My earlier camera calibration attempts went very smooth and gave good results. Now I wanted to get serious with it and calibrate each of my cameras (I'm using 3 of the same type in my system), each at their specific focus.
What I did before:
- used a 7x9 (inner corners) squares chessboard pattern with square size 10 mm
- printed on paper
- put on the floor to be hopefully very flat
- took ~20 pictures from various angles, trying to have the pattern appear in all areas of the image
- selected 12 best pictures (with respect to focus, movement, light)
- calibrated and created camera matrix and distortion vector
The result was good, the RMS reprojection error value is 0.425
(i believed that meant "good'), and the undistorted images looked nice and undistored (straight lines were straight).
Now, I got my chessboard pattern printed on aluminium di-bond using an online foto printing service, hoping to optimize the procedure. I used a 20 mm 7x9 pattern, but because I wanted to make it "beautiful" and made the outer squares end round (as I had seen in some example chessboard patterns), my high-resolution camera only recognizes 5x7 patterns in it (my lower resolution cameras somehow recognize 7x9 easily). Also, because of how the foto printing service works, my square size is not 20 mm but 17.08 mm - which I don't care much about.
Anyway, I put my perfectly straight 17.x mm 5x7 squares aluminium chesspattern in absolute perfect surround LED lighting and did my foto session. I thought "more is more" and took many pictures, from which I selected 20.
The result is devestating!
The RMS value is from 0.95
to 1.15
for my 3 cameras (maybe not too bad?). But the undistortion for 2 of the 3 results creates heavily undistorted images (of size 2048x1536), in which the actual undistorted part is concentrated in around 300x200 pixels somewhere in the bottom right or top right corner. The undistortion looks about right, but obviously something is wrong. This is what I would perhaps call "over-undistorted".

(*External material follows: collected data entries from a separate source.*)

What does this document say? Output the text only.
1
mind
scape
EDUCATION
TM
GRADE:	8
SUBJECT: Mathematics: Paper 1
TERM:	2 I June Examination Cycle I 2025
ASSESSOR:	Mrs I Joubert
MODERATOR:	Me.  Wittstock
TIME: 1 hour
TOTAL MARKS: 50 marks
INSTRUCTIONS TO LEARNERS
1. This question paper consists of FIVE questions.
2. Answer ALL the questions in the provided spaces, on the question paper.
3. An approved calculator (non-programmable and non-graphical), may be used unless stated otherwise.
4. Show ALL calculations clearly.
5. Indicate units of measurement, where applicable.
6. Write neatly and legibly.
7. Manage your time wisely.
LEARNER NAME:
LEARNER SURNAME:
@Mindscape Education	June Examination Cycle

Just by luck, I selected only 12 images to calculate the camera matrix and distortion vector, and received a fairly good result. But there the RMS reprojection error was ~4.5
(which I believed was worse than the 0.4
which I had with my first setup).
I went ahead and selected different combinations of chessboard recordings, trying to find if there was one that destroyed the result. But there wasn't - any combination would lead to more or less over-undistorted results. Something in between with 17 images:
So obviously I am very much confused with the results I'm getting, especially compared with the first results I had, where everything was pretty easy and straight forward. I'm always reading that we need at least 10 images to get a good calibration. However, in my case, I might feel like the higher number gets me into trouble. This is not really true, because also with a lower number of samples I am in trouble. George Lecakes says in https://www.youtube.com/watch?v=v7jutAmWJVQ that he takes around 50 images.
I am wondering, will I have a chance to get my undistortion to give better results, if I increase the number of samples?